Another Praxis restaurant, who spoke on condition of privacy, is less generous. “It seemed like everybody was pontificating with the intellectual calibre of a state college workshop,” the individual states. Still, Craib was drawn to the job as a “moonshot financial investment in something divergent” with an unique “neo-Promethean” visual, he discusses. He is not alone– Brown discusses he has actually put together 150,000 potential people, amongst them crucial members of Elon Musk’s questionable so-called Department of Federal government Effectiveness effort, and he has actually raised early funds from financiers such as Friedman’s Pronomos Capital, Sam Altman’s Apollo Projects and the Winklevoss twins, followed by half a billion dollars from a crypto investment firm.
Praxis just recently revealed strategies to begin a “defence-focused spaceport city” called Atlas at Vandenberg Area Force Base in California, currently home to business consisting of Musk’s SpaceX and Jeff Bezos’s Blue Origin. This, professionals keep in mind, might end up being a center for defence tech business and employees at a minute when United States equity capital is easily streaming into the area.
However Brown is likewise aiming to develop a non-US city that can “speed up western standard development” next year, pointing out the prospective future requirement for a techie escape from America. “There has actually been deep combination with the tech elites in the Valley and DC in the White Home in this Trump administration,” Brown states. “However if we get a populist Democrat in [2028]– a [Zohran] Mamdani or an AOC [Alexandria Ocasio-Cortez]– the worry is that the friendliness may not continue towards innovation.”
For many, there is a long roadway ahead with several obstacles. “A lot are speculative and do not wind up materialising,” states Erin McElroy, author of the book Silicon Valley Imperialism, keeping in mind that the designers and funders typically think they can bypass laws that they are eventually not able to.

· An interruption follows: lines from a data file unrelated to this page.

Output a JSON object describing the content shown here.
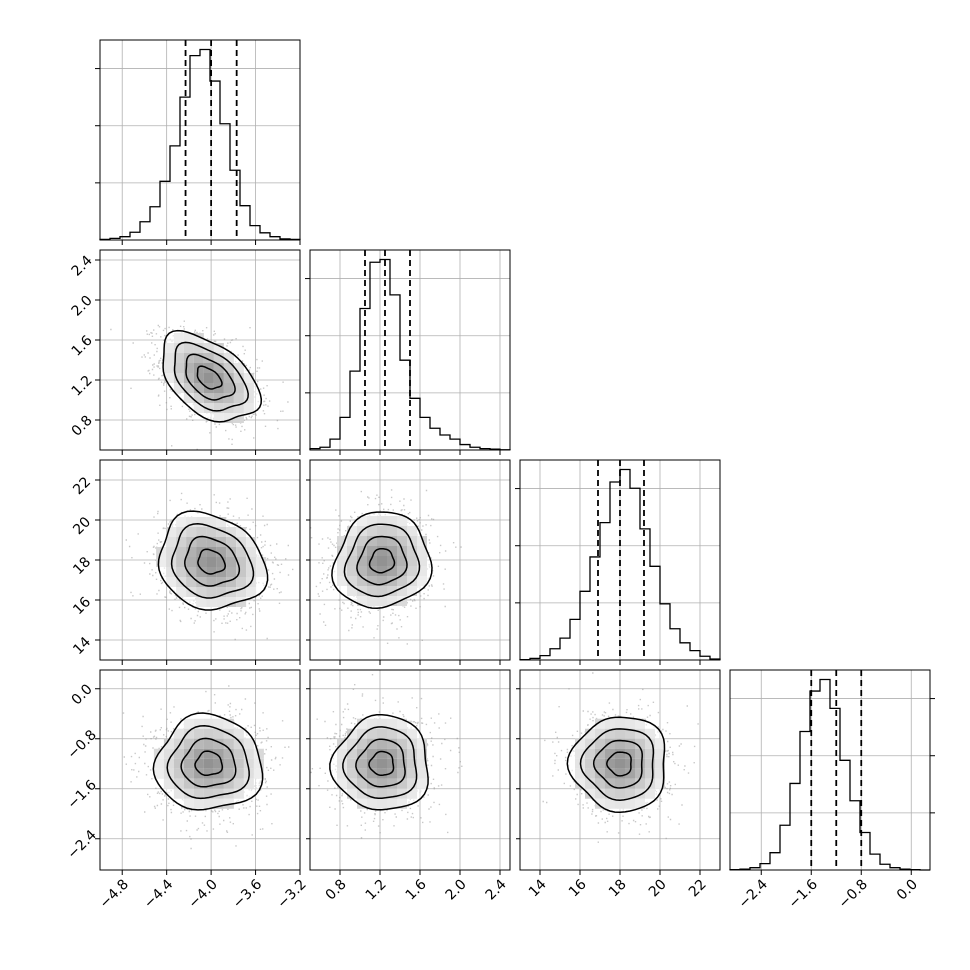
{
  "chart_data": {
    "type": "corner",
    "description_note": "",
    "grid": true,
    "contour_levels": 4,
    "parameters": [
      {
        "range": [
          -5.0,
          -3.2
        ],
        "ticks": [
          -4.8,
          -4.4,
          -4.0,
          -3.6,
          -3.2
        ],
        "tick_labels": [
          "−4.8",
          "−4.4",
          "−4.0",
          "−3.6",
          "−3.2"
        ],
        "quantiles": [
          -4.23,
          -4.0,
          -3.77
        ],
        "hist_edges_start": -5.0,
        "hist_bin_width": 0.09,
        "hist_counts": [
          1,
          3,
          6,
          14,
          33,
          60,
          106,
          170,
          258,
          333,
          344,
          287,
          210,
          126,
          62,
          26,
          13,
          6,
          2,
          1
        ]
      },
      {
        "range": [
          0.5,
          2.5
        ],
        "ticks": [
          0.8,
          1.2,
          1.6,
          2.0,
          2.4
        ],
        "tick_labels": [
          "0.8",
          "1.2",
          "1.6",
          "2.0",
          "2.4"
        ],
        "quantiles": [
          1.05,
          1.25,
          1.5
        ],
        "hist_edges_start": 0.5,
        "hist_bin_width": 0.1,
        "hist_counts": [
          5,
          10,
          40,
          120,
          290,
          520,
          690,
          700,
          570,
          330,
          190,
          120,
          80,
          55,
          40,
          20,
          10,
          5,
          3,
          1
        ]
      },
      {
        "range": [
          13.0,
          23.0
        ],
        "ticks": [
          14,
          16,
          18,
          20,
          22
        ],
        "tick_labels": [
          "14",
          "16",
          "18",
          "20",
          "22"
        ],
        "quantiles": [
          16.9,
          18.0,
          19.2
        ],
        "hist_edges_start": 13.0,
        "hist_bin_width": 0.5,
        "hist_counts": [
          1,
          5,
          14,
          36,
          70,
          130,
          220,
          330,
          440,
          570,
          610,
          550,
          420,
          300,
          180,
          100,
          55,
          30,
          12,
          3
        ]
      },
      {
        "range": [
          -2.9,
          0.3
        ],
        "ticks": [
          -2.4,
          -1.6,
          -0.8,
          0.0
        ],
        "tick_labels": [
          "−2.4",
          "−1.6",
          "−0.8",
          "0.0"
        ],
        "quantiles": [
          -1.6,
          -1.2,
          -0.8
        ],
        "hist_edges_start": -2.9,
        "hist_bin_width": 0.16,
        "hist_counts": [
          1,
          3,
          8,
          22,
          60,
          155,
          300,
          480,
          620,
          660,
          560,
          380,
          240,
          130,
          55,
          20,
          8,
          3,
          1,
          0
        ]
      }
    ],
    "pairs": [
      {
        "x": 0,
        "y": 1,
        "center": [
          -4.02,
          1.22
        ],
        "spread": [
          0.22,
          0.22
        ],
        "rho": -0.45
      },
      {
        "x": 0,
        "y": 2,
        "center": [
          -4.0,
          17.9
        ],
        "spread": [
          0.24,
          1.2
        ],
        "rho": -0.15
      },
      {
        "x": 1,
        "y": 2,
        "center": [
          1.22,
          17.95
        ],
        "spread": [
          0.24,
          1.2
        ],
        "rho": 0.08
      },
      {
        "x": 0,
        "y": 3,
        "center": [
          -4.02,
          -1.2
        ],
        "spread": [
          0.24,
          0.38
        ],
        "rho": 0.0
      },
      {
        "x": 1,
        "y": 3,
        "center": [
          1.22,
          -1.2
        ],
        "spread": [
          0.24,
          0.38
        ],
        "rho": 0.0
      },
      {
        "x": 2,
        "y": 3,
        "center": [
          18.0,
          -1.2
        ],
        "spread": [
          1.2,
          0.38
        ],
        "rho": 0.0
      }
    ]
  }
}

Lots Of “are not anti-state however [are] efforts to remodel what the relationship with the state is”, states Cornell’s Craib. He keeps in mind that Próspera has actually captured the interest of some United States political leaders, with a little group of Republican authorities from Florida going to the website in November. In a post, Próspera stated this highlights the “growing US interest in Próspera Honduras as a platform for financial investment, development, and financial development”.
” It’s not simply another variation of Burning Male. It’s wedged into the brand-new round of individuals who have actually started to inhabit the passages of federal government. There’s a merging that is unpleasant,” Craib states.

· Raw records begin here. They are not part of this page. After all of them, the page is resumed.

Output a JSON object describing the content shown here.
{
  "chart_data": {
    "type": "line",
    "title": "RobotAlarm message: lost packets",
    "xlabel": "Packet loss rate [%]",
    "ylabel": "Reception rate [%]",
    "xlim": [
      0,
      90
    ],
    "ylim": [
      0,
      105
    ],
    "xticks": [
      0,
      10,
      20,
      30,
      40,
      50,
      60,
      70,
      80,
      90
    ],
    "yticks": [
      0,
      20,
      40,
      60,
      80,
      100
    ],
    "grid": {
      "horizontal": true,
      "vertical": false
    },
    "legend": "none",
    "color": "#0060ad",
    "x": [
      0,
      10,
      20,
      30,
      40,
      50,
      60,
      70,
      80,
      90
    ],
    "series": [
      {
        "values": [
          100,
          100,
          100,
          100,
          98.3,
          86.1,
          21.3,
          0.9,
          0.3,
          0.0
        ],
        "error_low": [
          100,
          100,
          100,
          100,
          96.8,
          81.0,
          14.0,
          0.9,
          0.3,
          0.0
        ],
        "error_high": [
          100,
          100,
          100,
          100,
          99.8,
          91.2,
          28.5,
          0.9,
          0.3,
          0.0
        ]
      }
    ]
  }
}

There is likewise the sticking around concern of the effect of these tasks on the regional neighborhoods where they are constructed, with critics casting them as most likely to displace or hurt people. Próspera has actually been openly castigated by some homeowners of the neighbouring African Caribbean fishing town of Crawfish Rock for interfering with the regional neighborhood. (Brimen claims that these critics “are being paid by political celebrations and opposition groups to act as if there are stress” where there are not.)

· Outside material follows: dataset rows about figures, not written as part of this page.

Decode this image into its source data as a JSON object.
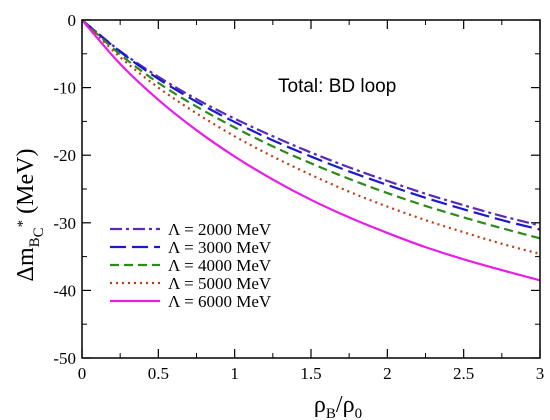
{
  "chart_data": {
    "type": "line",
    "xlabel": {
      "main": "ρ",
      "sub": "B",
      "mid": "/ρ",
      "sub2": "0"
    },
    "ylabel": {
      "main": "Δm",
      "sub": "B",
      "subsub": "C",
      "sup": "*",
      "unit": " (MeV)"
    },
    "xlim": [
      0,
      3
    ],
    "ylim": [
      -50,
      0
    ],
    "xticks": [
      "0",
      "0.5",
      "1",
      "1.5",
      "2",
      "2.5",
      "3"
    ],
    "yticks": [
      "0",
      "-10",
      "-20",
      "-30",
      "-40",
      "-50"
    ],
    "annotation": "Total: BD loop",
    "grid": false,
    "legend_position": "lower-left",
    "x": [
      0,
      0.25,
      0.5,
      0.75,
      1.0,
      1.25,
      1.5,
      1.75,
      2.0,
      2.25,
      2.5,
      2.75,
      3.0
    ],
    "series": [
      {
        "name": "Λ = 2000 MeV",
        "color": "#5b2bb8",
        "dash": "12,4,3,4",
        "values": [
          0,
          -4.6,
          -8.4,
          -11.7,
          -14.6,
          -17.2,
          -19.6,
          -21.8,
          -23.8,
          -25.7,
          -27.4,
          -29.0,
          -30.4
        ]
      },
      {
        "name": "Λ = 3000 MeV",
        "color": "#1a1acc",
        "dash": "16,6",
        "values": [
          0,
          -4.7,
          -8.7,
          -12.1,
          -15.1,
          -17.8,
          -20.2,
          -22.4,
          -24.4,
          -26.3,
          -28.0,
          -29.6,
          -31.0
        ]
      },
      {
        "name": "Λ = 4000 MeV",
        "color": "#2a8a1a",
        "dash": "9,5",
        "values": [
          0,
          -5.1,
          -9.3,
          -12.8,
          -15.9,
          -18.7,
          -21.2,
          -23.5,
          -25.6,
          -27.5,
          -29.2,
          -30.8,
          -32.3
        ]
      },
      {
        "name": "Λ = 5000 MeV",
        "color": "#c03a10",
        "dash": "2,4",
        "values": [
          0,
          -5.5,
          -10.0,
          -13.8,
          -17.2,
          -20.2,
          -22.9,
          -25.4,
          -27.6,
          -29.6,
          -31.4,
          -33.1,
          -34.6
        ]
      },
      {
        "name": "Λ = 6000 MeV",
        "color": "#e81ee8",
        "dash": "",
        "values": [
          0,
          -6.5,
          -11.8,
          -16.3,
          -20.2,
          -23.6,
          -26.6,
          -29.2,
          -31.5,
          -33.6,
          -35.4,
          -37.0,
          -38.5
        ]
      }
    ]
  }
}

Patri Friedman at first presses back on the concept of these tasks as neocolonialist, stating “the majority of our tasks are greenfield”. He stops briefly. “Although, in Africa, we are taking a look at land parcels big enough that there will be individuals living there, in which case we will use moving benefits to spend for anyone who wishes to vacate the zone.”
And what about worries that this marks the increase of techno-fascism? “I imply, we are moneying business that will run non-democratic cities,” he states, shrugging. “And if you’re not into that you should not move there.”